Türkiye İstatistik Kurumu şubat ayı işgücü istatistiklerini yayımladı. Şubat dönemi işgücü istatistikleri 2017 yılının ilk 13 haftasını içine alan “ocak-şubat-mart” dönemindeki istihdam tablosunu yansıtıyor.
Yıllık gelişmeler önemlidir; ama aylık gelişmeler, istihdamdaki eğilimi sergiler. 2017 yılında ocaktan şubata 1 aylık dönemde istihdamda önemli değişimler oldu. Şubattan şubata yıllık gelişmede iş arayanların tamamının iş bulamamasına karşılık 2017 yılı ocaktan şubata işsizlik sayısında gerileme dikkati çekiyor
Hızlı nüfus artışına ayda 200 bin kişinin iş aramasına, ekonomideki yavaşlamaya rağmen, şubat ayında iş arayanlara eklenen 200 bin kişiye karşılık 285 bin kişiye istihdam imkanı sağlanması olumlu bir gelişmedir. İstihdamın yapısı, istihdamın dağılımı da önemlidir.
Türkiye'de işsizlik oranının nasıl seyrettiği de bilinen bir gerçektir. Tarım ve hizmetler sektöründeki istihdamın devreye girmesiyle yaz aylarına doğru işsizlikte dip oranlar görülür, bu istihdamın devreden çıkması ya da çok azalmasıyla da kış aylarında işsizlik zirve yapar. Bu, hemen hemen tüm yıllarda böyle olagelmiştir.
Bugün geldiğimiz noktada geçen yıla oranladığımızda yine işsizlikte artış var. İstihdam seferberliğinin de çok etkili olamadığını görüyoruz.
İstihdamda en önemli sorun genç işsizlerin sayılarının giderek artması. Genç işsizlik oranı geçen yıl yüzde 18.6 iken bu şubat ayında 23.3’e tırmandı. Her ay istihdam rakamlarını “indi-bindi” gözü ile değerlendirirsek, istihdam sorununu çözemeyiz.

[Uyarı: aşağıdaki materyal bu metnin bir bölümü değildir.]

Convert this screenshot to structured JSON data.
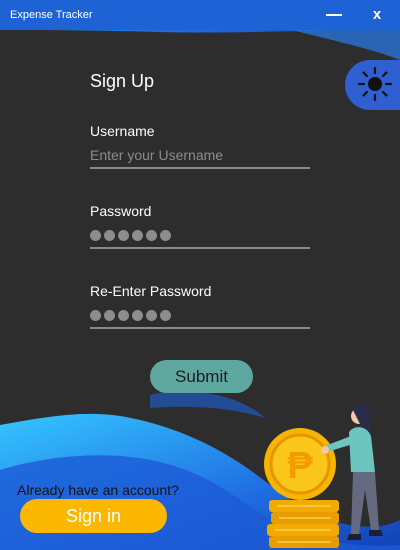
{
  "window": {
    "title": "Expense Tracker",
    "minimize_label": "—",
    "close_label": "x"
  },
  "form": {
    "heading": "Sign Up",
    "username": {
      "label": "Username",
      "placeholder": "Enter your Username",
      "value": ""
    },
    "password": {
      "label": "Password",
      "masked_length": 6
    },
    "reenter_password": {
      "label": "Re-Enter Password",
      "masked_length": 6
    },
    "submit_label": "Submit"
  },
  "footer": {
    "prompt": "Already have an account?",
    "signin_label": "Sign in"
  },
  "icons": {
    "theme_toggle": "sun-icon",
    "illustration": "person-coins-illustration"
  },
  "colors": {
    "background": "#2d2d2d",
    "accent_blue": "#1e63d6",
    "submit": "#5fa8a2",
    "signin": "#fcb700",
    "coin": "#f7b500"
  }
}
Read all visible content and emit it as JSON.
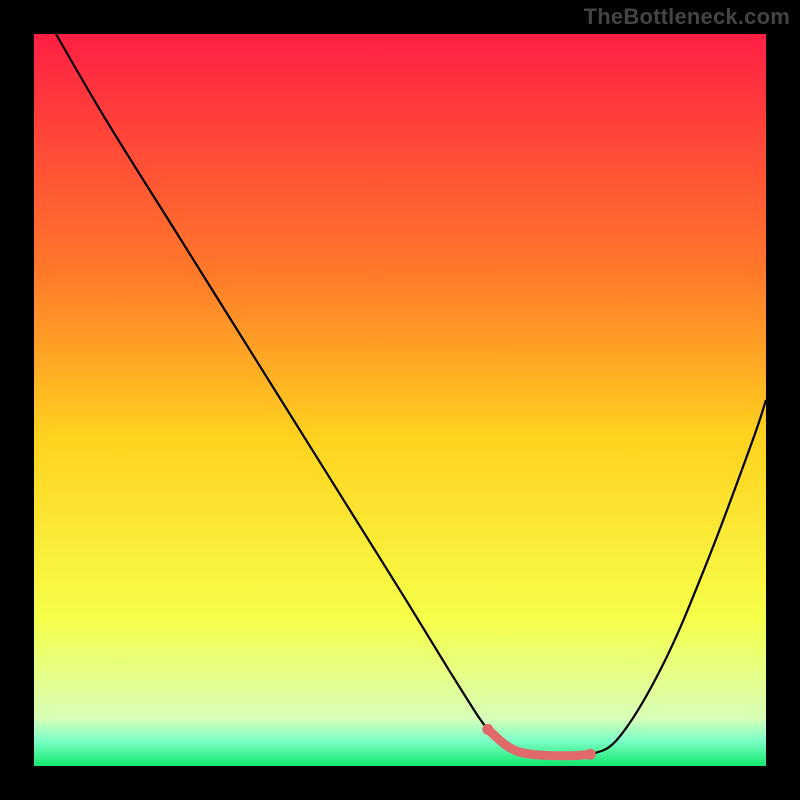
{
  "watermark": "TheBottleneck.com",
  "chart_data": {
    "type": "line",
    "title": "",
    "xlabel": "",
    "ylabel": "",
    "xlim": [
      0,
      100
    ],
    "ylim": [
      0,
      100
    ],
    "grid": false,
    "legend": false,
    "background_gradient_stops": [
      {
        "offset": 0.0,
        "color": "#ff1f44"
      },
      {
        "offset": 0.33,
        "color": "#ff7a2a"
      },
      {
        "offset": 0.55,
        "color": "#ffd21f"
      },
      {
        "offset": 0.8,
        "color": "#f6ff4a"
      },
      {
        "offset": 0.935,
        "color": "#d8ffb8"
      },
      {
        "offset": 0.965,
        "color": "#7dffc8"
      },
      {
        "offset": 1.0,
        "color": "#12e86a"
      }
    ],
    "series": [
      {
        "name": "bottleneck-curve",
        "color": "#000000",
        "width": 2.2,
        "x": [
          3,
          10,
          20,
          30,
          40,
          50,
          58,
          62,
          65,
          68,
          73,
          76,
          80,
          86,
          92,
          98,
          100
        ],
        "values": [
          100,
          88,
          72,
          56,
          40,
          24,
          11,
          5,
          2.5,
          1.6,
          1.4,
          1.6,
          4,
          14,
          28,
          44,
          50
        ]
      }
    ],
    "highlight": {
      "name": "flat-minimum",
      "color": "#e06a6a",
      "stroke_width": 9,
      "cap_radius": 5.5,
      "points_xy": [
        [
          62,
          5.0
        ],
        [
          65,
          2.5
        ],
        [
          68,
          1.6
        ],
        [
          73,
          1.4
        ],
        [
          76,
          1.6
        ]
      ]
    }
  }
}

Değiştiremeyeceğimiz gerçek hızlı nüfus artışı. Hızlı nüfus artışını frenleyemeyeceğiz. Her ay 200 bin, yılda en az 1 milyon kadın ve erkeğe iş bulmaya mecburuz. Bunu yapabilirsek işsizlik azalmayacak ama artmayacak da. Bütün bunlar tarım ve sanayide üretim artışını zorunlu kılıyor. Üretimi artırmadan insanlara iş imkanı sağlamamız imkansız.
Yaz aylarında turizmde yaşanan gelişmelerde istihdama katkı sağlayacaktır. Son dönemde turizmde yaşanan gelişmelerde ortada… Her ne kadar gelir azaldı diye üzerinde durulsa da turizm giderleri de azaldı.
Özellikle tarımsal alanların, tarımsal çeşitlilikle değerlendirilerek daha çok üretim, daha çok çalışma alanları oluşturulmalı. Bu durum tabi ki sanayide gerçekleştirilecek üretim için de aynı yoldan geçiyor.
Nüfusu azaltamayacağımıza göre, istihdam için seferberlik başlatmak yerine üretim bantlarının daha hızlı dönmesi, üretilen ürünlere daha geniş bir pazar oluşması ve sistemde çalışan sayının artması istihdam rakamlarını değiştirecek.